Que se haga costumbre

 -Esperemos que se haga costumbre tocar una vez por año en Pilar.

- Para mí es un enorme placer venir a Tinto y Soda. Yo ya se lo había expresado a César Mansilla (propietario de Tinto y Soda y organizador del recital) que si mi presencia podía ser útil y estar acá… bueno, el avisó y acá estamos.

 

 

Opinión
Su música me pasa cerquita

 

 

 

 Por Javier Girado*

 

Conocía la música de Raúl Barboza pero nunca había tenido la oportunidad de verlo en vivo. Su música me pasa cerquita, porque mi abuelo es correntino y me he criado escuchando a todos los grandes intérpretes de este género.

Lo de Barboza es algo superlativo. Su música se basa en la improvisación, lo repentino, los matices, los ataques. Hay muy pocos músicos con esas características, les podría nombrar a Juanjo Domínguez, el Mono Izaurralde, Luis Salinas, Astor Piazzolla y paremos de contar; son tocados por la varita.

Vos escuchás los temas de Barboza y siempre los toca de una manera distinta.

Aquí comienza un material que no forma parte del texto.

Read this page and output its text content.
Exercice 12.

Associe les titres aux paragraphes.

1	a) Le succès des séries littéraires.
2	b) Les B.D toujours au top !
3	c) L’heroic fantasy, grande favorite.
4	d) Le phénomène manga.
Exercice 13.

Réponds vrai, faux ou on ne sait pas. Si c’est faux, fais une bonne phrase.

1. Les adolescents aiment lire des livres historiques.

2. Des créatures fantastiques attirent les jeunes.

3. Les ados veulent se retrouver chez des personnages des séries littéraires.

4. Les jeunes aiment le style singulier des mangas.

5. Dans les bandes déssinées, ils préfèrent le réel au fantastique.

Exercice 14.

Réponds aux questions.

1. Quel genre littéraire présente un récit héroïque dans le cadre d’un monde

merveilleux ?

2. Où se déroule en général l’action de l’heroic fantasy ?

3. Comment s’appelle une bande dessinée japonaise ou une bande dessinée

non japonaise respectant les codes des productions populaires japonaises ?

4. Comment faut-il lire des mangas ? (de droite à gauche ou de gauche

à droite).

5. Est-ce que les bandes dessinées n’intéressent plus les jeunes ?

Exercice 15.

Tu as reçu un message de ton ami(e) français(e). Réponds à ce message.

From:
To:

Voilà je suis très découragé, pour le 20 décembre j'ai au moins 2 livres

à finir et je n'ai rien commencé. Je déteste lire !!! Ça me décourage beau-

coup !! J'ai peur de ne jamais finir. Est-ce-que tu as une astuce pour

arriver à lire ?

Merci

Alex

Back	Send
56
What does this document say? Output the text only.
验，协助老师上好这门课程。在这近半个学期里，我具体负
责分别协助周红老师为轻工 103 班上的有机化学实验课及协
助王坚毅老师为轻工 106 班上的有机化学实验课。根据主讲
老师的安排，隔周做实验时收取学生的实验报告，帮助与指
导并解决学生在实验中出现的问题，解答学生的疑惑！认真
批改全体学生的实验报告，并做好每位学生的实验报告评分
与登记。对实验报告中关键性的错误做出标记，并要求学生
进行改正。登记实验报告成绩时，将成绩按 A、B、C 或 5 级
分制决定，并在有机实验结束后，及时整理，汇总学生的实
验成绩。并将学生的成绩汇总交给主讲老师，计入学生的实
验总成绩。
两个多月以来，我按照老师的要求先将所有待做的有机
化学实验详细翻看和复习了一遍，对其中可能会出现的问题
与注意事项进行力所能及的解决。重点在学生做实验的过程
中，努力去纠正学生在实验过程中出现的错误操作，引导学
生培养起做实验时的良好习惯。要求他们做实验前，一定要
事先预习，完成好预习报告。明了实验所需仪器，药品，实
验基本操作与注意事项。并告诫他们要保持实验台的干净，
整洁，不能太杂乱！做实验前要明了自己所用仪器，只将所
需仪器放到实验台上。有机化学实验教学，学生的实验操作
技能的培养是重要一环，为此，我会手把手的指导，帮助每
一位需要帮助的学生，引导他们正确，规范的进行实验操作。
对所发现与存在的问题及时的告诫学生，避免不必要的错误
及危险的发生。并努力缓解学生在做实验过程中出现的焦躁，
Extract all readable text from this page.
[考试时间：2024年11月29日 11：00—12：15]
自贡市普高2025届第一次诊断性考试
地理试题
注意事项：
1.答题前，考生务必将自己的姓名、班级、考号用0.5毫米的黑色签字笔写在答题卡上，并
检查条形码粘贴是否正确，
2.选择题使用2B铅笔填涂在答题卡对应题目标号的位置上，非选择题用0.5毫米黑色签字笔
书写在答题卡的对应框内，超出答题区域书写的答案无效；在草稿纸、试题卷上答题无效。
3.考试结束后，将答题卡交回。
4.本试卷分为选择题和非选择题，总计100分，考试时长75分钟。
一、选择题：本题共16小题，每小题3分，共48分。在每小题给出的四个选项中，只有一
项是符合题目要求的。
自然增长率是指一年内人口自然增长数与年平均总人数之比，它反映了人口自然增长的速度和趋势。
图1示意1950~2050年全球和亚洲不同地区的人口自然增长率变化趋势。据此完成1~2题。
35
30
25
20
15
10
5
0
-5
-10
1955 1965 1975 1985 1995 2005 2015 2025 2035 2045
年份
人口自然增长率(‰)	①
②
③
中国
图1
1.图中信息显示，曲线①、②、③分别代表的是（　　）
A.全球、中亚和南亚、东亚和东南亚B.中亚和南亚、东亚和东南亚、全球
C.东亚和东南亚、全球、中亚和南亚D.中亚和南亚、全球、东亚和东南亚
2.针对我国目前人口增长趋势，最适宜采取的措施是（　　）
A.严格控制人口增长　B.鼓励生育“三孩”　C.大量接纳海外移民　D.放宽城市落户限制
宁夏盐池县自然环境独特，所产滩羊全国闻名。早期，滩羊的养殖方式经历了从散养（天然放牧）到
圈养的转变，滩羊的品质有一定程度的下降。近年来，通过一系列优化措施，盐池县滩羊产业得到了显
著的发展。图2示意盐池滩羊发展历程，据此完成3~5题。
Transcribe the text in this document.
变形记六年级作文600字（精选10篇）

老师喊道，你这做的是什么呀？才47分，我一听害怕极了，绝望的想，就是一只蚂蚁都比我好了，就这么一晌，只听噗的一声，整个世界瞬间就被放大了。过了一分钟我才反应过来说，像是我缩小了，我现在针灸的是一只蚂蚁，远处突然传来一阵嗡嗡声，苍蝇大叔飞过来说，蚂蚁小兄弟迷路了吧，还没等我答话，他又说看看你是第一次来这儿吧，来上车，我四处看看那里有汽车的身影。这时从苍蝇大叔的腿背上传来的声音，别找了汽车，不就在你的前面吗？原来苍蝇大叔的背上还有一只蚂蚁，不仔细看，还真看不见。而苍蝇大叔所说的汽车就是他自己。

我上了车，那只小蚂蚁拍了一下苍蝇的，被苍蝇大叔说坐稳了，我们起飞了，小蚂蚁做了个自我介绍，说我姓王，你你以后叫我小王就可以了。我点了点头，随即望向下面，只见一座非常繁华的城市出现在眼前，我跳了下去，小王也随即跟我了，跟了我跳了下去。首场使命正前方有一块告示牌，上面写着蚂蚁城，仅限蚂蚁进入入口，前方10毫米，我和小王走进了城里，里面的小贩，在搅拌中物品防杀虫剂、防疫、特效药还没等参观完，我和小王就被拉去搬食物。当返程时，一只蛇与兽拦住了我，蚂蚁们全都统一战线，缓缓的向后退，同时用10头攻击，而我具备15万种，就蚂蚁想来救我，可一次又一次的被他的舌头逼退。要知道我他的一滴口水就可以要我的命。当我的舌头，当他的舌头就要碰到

Fue un espectáculo de nivel internacional y tenerlo acá en Pilar resultó un verdadero lujo y una lástima para aquellos que se lo hayan perdido.

 

Quiero felicitar a El Diario, FM Plaza y a Tinto y Soda por esta posibilidad, porque no es común poder apreciar a este tipo de artistas, acá en nuestra ciudad y tan de cerca. Un hombre lleno de talento que nos regaló una noche inolvidable.